そして、私がシロップに求めているのは「夢みたい」や「変拍子」のような重々しさもだけど、まさに「4月のシャイボーイ」とか「光なき窓」のような透明感とあのファンタジックな感じなのかも知れないと今回改めて感じました。
二度と戻れないからこその美しさなんだろうとも思います。
でも今のシロップの音と五十嵐さんの声でここまで再現できた事はまぎれもない事実だし、こんな素敵な音源を出してくれた事に心からの拍手と感謝を送りたいのです。
いつの日か、新しい音源でもこんな風に思える日が来る事を、できるだけ過度な期待はしないように(ここ大事)待ちたいと思います。
そして最後に。
ジャケットが良いと、一層その音源に愛着がわくという事をあのお方(笑)がこれ以上ない形で示してくれた事にも感謝。
三夜と四夜。
syrup16gのCOPYリリース16周年ツアーの広島と大阪公演へ。
遠征なんて何年ぶりだろう。
最後に行った6/1の新木場の印象があまり良くなかったのと、音楽自体に興味がなくなってきてる事もあって、正直あまり乗り気ではなかった。
もともと大阪も行く予定はなかった。
そして結論から言うと、行って本当に良かった。
2ヶ所通して感じたのは、五十嵐さんは今こうしてライブができている事が心底嬉しいんだろうという事だった。
今回特に良かったのが全体の流れ。
ゆったりとした曲はちゃんと聴かせて、アッパーな曲はタイトにまとまっていて、セットリストも含めてこれがなかなか絶妙でメリハリがあって、見ていて途中でダレるという事がなかった。
ここら辺におっさんバンド(笑)の余裕を感じた。
広島は音響があまり良くなくてもったいないところもあったけど、大阪はとても良かった。
そして、COPYの曲を今の五十嵐さんが歌ったらどうなるのかという不安が正直あったんだけど、それは杞憂だった。
とにかく、五十嵐さんの歌がとても良くなっていた。ちょっとびっくりした。
いろんな事を乗り越えてきたゆえの、この人にしか出せない声。
涙腺に来る瞬間が何度かあった。
本当に色々あったけど、これからも色々あるかもしれないけど、シロップは本当に良いバンドになったな。
それが実感できた事が何より嬉しかった。
五十嵐さんは大阪で「最高のリズム隊に拍手を」と言っていた。
この一言が全てだと思う。
16周年。
下北沢Club Queでsyrup16g を初めて見たのが2000年12月12日。
ちょっと!16年前ですってよ、奥さん!
2016年に結成20周年(正式なアナウンスがないけど)で、おまけに私にとっては記念すべき16周年。(ややこしい)
まさかこんなに長い付き合いになるとは思わなかった。
そしてツアーファイナルの東京2days、とても良かった。
3人の演奏がバキッとタイトにまとまっていて、純粋にカッコいいロックバンドになっていた。
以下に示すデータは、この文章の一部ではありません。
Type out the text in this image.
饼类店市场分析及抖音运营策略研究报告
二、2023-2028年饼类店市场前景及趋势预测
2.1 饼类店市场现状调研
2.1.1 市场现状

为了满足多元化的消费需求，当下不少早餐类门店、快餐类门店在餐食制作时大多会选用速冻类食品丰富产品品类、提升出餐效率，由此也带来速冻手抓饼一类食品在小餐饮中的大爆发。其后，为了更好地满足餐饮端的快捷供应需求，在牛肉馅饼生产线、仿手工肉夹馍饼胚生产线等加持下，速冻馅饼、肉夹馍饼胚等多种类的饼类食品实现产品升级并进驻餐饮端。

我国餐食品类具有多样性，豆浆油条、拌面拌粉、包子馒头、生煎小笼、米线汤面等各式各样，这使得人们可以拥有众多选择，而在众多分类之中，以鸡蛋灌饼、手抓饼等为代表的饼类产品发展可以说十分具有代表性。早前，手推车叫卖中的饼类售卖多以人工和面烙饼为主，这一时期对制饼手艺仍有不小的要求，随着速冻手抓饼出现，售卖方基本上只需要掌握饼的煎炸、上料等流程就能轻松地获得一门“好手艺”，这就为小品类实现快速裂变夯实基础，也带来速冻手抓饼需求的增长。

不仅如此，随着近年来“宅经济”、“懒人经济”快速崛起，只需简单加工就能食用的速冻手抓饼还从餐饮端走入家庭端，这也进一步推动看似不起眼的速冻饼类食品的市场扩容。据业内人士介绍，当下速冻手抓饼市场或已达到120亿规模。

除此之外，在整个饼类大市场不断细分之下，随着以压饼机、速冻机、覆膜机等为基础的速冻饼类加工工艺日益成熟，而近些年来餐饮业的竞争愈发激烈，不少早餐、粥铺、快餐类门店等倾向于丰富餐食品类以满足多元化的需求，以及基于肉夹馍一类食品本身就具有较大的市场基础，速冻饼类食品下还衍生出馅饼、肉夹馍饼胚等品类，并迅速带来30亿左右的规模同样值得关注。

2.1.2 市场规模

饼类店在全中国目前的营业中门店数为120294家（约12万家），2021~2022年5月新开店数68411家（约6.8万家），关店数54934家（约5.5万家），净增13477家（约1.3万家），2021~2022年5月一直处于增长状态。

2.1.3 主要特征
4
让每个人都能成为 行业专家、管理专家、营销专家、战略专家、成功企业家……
やっぱりこれはギターボーカル担当の人(笑)の変化が大きかったように思う。
シロップがシロップの曲を目の前で演奏しているのを見られるという事がどれだけ幸せな事なのか、それを改めて感じた2日間だった。
ただただありがとうという気持ちで一杯だった。
記念すべき自分的16周年を最高の形で締めくくれた事が本当に嬉しい。
8年前の自分に教えてあげたい。
これからも気長に適度にマイペースでよろしくお願いします。
この場ですみませんが…15日のチケットを譲ってくださった方、本当にありがとうございました!